After realising how much fun it was to play, he worked with his family to turn it into fully-fledged product and gifted the rights – and future profits – to Alzheimer’s WA.
“He said, ‘I’m going to gift it to charity, I don’t need the money, they do,’” the Oakford resident said.
“It was as simple as that; he would give you the shirt off his back if you needed it.”
Having taken up her father’s legacy to publish, promote and host school competitions for Numero, Julie spoke excitedly about Wednesday’s challenge at Duncraig SHS.
“It was so close, extremely close, the Carey Baptist College team won by only five points.
“The runner up was Duncraig SHS and third place went to Perth Modern School.
“It was great fun, it’s always fun. The sportsmanship and behaviour of these students is second-to-none.
“To see the comradery between schools, they all talk to each other, you see hands being shaken at the end of each game, it’s phenomenal,” Julie said.
Having proven a hit in schools, Numero is the subject of two, annual, interschool competitions – the AFG Interschool Primary Numero Challenge and the Frank Drysdale Secondary Interschool Numero Challenge – that have been running for decades under the sponsorship of local education resource business, Campion Education.
Head of Maths at Carey Baptist College said students at the school have been playing Numero since 2007.
“I have a Numero group on a Thursday, about 15 or so kids come and play in groups at lunch time.
“It’s very good for kids practising their mentals skills, practising their tables as they do it, using square roots and cube roots and all of that.
“You’ve got to think, ‘I’m going to add those two together, then multiply them with this’ – it’s challenging for those top students, there are some brilliant plays you can do.
“A lot of our kids enjoy playing Uno but there isn’t the mental stimulation there.

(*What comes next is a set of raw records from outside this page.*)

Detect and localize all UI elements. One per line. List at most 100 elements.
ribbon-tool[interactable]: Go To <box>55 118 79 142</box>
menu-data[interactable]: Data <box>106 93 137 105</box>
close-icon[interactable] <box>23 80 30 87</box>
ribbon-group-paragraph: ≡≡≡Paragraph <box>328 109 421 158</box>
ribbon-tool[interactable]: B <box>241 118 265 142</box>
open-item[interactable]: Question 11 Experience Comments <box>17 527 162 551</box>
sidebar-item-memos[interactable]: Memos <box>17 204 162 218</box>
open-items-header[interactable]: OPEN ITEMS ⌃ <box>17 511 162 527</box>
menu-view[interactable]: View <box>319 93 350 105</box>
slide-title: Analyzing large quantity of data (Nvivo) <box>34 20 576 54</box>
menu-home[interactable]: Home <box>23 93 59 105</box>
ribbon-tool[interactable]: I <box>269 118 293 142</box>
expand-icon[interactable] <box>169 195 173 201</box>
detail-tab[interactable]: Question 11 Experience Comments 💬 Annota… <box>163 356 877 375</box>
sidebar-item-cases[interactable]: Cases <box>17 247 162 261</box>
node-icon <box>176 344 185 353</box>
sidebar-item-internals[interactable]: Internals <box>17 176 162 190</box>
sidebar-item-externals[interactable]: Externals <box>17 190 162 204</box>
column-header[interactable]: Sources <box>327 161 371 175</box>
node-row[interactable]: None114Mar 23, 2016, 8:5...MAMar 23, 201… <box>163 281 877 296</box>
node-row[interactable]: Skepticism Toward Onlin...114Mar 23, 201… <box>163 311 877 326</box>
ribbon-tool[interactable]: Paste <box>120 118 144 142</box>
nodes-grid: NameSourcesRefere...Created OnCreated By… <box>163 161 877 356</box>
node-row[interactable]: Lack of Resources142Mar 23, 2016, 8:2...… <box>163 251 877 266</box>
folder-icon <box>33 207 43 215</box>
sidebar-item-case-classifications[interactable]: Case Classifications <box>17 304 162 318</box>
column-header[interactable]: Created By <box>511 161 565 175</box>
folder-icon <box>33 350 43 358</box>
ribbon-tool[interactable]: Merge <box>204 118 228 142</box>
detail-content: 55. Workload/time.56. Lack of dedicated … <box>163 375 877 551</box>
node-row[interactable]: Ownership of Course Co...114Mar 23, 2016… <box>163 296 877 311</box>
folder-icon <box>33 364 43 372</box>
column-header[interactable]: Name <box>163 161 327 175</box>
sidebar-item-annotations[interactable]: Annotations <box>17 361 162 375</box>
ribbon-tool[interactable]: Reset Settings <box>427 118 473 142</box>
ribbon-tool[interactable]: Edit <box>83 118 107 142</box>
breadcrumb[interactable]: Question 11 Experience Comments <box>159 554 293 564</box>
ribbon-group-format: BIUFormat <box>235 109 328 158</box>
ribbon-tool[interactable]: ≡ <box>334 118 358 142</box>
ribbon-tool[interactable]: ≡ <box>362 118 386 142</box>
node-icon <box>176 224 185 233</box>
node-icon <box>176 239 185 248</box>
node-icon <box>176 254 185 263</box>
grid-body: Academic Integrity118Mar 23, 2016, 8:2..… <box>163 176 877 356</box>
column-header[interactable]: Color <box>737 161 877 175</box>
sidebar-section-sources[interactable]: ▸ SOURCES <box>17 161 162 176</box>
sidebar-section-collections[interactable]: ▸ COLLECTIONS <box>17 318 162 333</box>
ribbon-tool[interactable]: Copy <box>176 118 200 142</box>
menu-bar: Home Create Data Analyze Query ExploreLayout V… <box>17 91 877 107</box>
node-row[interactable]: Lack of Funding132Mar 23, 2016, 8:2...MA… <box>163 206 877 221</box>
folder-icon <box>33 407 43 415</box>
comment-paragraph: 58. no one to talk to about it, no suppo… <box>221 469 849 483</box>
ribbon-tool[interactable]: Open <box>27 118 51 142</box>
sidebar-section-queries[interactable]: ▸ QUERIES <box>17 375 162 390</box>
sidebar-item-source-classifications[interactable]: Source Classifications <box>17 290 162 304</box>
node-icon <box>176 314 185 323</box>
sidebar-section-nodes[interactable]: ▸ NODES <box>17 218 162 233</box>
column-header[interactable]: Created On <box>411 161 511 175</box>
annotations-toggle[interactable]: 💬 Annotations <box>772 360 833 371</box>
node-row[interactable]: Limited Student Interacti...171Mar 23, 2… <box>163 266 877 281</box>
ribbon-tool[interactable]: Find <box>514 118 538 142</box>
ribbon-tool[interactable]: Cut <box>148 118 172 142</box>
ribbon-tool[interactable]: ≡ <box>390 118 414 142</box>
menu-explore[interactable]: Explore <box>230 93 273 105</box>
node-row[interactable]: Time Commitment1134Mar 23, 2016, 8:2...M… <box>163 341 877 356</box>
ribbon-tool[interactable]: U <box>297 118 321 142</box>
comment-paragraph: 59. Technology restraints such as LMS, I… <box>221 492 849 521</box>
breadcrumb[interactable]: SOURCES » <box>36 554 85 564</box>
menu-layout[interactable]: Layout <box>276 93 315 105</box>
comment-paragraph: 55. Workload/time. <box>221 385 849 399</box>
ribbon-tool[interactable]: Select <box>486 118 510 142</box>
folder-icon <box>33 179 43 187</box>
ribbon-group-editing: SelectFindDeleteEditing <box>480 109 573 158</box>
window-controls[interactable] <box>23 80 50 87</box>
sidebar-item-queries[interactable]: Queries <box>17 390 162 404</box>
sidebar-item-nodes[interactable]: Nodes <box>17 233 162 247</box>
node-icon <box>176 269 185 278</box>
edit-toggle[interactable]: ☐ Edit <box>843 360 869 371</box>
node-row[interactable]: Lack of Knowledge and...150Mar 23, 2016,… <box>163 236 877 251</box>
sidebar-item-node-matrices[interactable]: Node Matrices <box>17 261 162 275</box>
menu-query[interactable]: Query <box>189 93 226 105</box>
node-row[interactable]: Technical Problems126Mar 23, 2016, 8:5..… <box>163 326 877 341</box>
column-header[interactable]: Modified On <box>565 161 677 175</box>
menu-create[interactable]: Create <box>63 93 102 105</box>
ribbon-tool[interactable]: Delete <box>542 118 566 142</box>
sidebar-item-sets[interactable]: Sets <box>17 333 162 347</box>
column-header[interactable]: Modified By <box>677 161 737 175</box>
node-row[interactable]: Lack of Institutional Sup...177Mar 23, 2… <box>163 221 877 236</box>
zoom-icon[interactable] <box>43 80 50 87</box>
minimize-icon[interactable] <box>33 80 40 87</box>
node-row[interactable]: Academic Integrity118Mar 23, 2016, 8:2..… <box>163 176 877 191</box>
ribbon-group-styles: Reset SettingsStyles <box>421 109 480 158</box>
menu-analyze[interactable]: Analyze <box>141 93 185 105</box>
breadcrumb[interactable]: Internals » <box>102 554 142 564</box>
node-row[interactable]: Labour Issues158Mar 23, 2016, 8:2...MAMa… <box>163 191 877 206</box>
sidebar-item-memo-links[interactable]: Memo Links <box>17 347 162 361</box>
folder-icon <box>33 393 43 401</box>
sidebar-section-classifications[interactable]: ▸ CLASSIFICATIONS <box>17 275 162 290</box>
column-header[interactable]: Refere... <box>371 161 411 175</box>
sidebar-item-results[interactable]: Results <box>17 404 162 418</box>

With Numero it’s a lot more stimulating and academic.”
With a tireless schedule revolving around her advocacy of the game, Julie has recently received a grant to develop a software application for Numero.
“It will allow students to play the game virtually against the computer or against another student within their school,” Julie said.
“It will also allow the student to play a solitaire version of Numero. Both these options will benefit the real-world version of the game, which will continue to develop the maths conversations, socialisation and dexterity required to play Numero with the actual cards.
“At the end of the event on Wednesday, the Kelmscott SHS team had to wait for their bus and do you know what they were doing? They were playing Numero,” Julie said.
“We lost Dad 11 years ago but I like to think he’s still pleased with what’s happening.”